Now, this can help your SEO too. Google tends to reward websites in the rankings that display “positive brand metrics”. That’s a fancy way of saying that people know about you and use Google to search for you. The more branded searches your property gets on Google, the healthier your SEO will become. Leveraging the Billboard Effect is a great way to get more branded Google searches. It’s good to list at least a few rooms on a healthy variety of OTAs.
You may be concerned about overbookings. If so, use a channel manager to make sure that your online listings are always kept up-to-date.
Online Business Profiles
Claim as many online business profiles as you can, and keep them up to date. Use a channel manager to create listings on popular and niche OTAs. Then, use a tool like Moz Local (paid) to discover online business directories. Create listings for your property on them.

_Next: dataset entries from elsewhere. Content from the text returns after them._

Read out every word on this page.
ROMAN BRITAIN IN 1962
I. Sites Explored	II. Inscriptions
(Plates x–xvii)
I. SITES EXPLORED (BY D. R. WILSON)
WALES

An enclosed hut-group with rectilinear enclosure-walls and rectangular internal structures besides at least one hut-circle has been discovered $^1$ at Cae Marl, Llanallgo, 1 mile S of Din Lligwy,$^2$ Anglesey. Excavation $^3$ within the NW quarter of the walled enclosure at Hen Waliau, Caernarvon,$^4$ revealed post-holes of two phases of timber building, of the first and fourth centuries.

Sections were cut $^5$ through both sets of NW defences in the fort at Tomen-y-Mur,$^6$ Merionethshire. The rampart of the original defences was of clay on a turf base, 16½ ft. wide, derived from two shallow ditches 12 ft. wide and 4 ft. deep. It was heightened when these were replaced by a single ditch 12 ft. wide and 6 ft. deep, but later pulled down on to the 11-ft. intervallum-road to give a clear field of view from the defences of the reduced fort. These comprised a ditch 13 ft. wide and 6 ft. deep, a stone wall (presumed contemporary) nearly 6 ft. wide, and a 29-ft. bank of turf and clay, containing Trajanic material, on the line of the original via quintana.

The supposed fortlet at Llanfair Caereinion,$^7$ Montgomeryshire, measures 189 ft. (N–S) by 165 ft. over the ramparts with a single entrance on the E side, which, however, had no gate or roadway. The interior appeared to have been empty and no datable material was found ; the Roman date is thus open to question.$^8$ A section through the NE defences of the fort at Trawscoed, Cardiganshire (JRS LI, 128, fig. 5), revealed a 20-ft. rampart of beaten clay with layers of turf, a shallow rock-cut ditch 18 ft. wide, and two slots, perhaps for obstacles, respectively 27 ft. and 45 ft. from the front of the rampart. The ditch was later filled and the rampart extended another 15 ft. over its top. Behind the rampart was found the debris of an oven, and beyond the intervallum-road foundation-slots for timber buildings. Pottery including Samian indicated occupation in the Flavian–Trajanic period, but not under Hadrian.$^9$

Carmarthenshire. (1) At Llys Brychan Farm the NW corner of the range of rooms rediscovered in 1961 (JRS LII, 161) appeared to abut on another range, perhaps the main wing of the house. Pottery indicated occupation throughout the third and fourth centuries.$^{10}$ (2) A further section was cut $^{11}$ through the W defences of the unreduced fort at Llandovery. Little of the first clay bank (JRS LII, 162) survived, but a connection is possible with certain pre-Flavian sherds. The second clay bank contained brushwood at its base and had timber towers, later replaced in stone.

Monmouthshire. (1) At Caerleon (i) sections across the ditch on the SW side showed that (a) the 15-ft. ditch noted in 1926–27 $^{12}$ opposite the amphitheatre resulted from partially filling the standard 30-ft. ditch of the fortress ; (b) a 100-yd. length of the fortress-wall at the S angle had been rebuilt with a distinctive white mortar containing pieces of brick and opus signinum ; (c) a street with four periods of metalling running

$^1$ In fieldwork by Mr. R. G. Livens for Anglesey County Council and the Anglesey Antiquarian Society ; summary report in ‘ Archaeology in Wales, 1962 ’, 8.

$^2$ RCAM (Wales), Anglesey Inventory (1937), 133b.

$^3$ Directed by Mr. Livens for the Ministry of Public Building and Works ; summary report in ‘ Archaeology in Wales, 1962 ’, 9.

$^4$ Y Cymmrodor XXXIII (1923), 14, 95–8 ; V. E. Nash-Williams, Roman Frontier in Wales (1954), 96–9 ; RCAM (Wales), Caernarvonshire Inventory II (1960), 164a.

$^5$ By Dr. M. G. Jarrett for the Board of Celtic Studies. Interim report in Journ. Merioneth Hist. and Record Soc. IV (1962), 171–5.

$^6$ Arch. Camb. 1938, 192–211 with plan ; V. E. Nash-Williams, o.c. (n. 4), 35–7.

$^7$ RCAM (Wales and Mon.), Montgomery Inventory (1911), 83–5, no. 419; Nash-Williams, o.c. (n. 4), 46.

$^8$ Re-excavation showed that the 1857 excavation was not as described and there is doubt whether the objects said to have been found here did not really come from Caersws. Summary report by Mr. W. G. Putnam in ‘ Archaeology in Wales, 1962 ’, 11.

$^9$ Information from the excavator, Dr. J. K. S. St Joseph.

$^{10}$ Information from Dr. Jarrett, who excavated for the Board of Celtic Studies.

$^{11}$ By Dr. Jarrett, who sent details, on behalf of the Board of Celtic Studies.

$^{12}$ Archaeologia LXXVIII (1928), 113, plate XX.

The thinking behind this goes like so: Google likes seeing positive brand metrics. They like seeing lots of listings about your property, and they like seeing listings that all agree about you. You have a dozen listings. But if the hotel name is misspelled in half of them, or they list the wrong address, then this confuses Google. They don’t know what to think about you. But if all your property’s online profiles are complete, then this gives Google confidence in the quality of information they have about you. This makes them more likely to promote you on Google. Ensure your listings have correct spelling, updated contact info, and helpful descriptions.
Claim and update your business listing on Google Business Places, Bing for Business, Yelp, YP.com, TripAdvisor, and more.
Yeah, this is a lot of work. No doubt about it. But no one expects you to finish it all in a day. Instead, create a strategy. Break it into phases, and give each phase a due date. Work on it slowly over time. One day you will wake up and realize that you have a killer website, with awesome content, and a vocal fanbase on social media. You’ll see your organic slice of the pie get bigger and bigger on Google Analytics. One day you’ll realize that most of your direct reservations are coming from Google, and you’re not paying for them.
It’s a long journey, but one worth taking.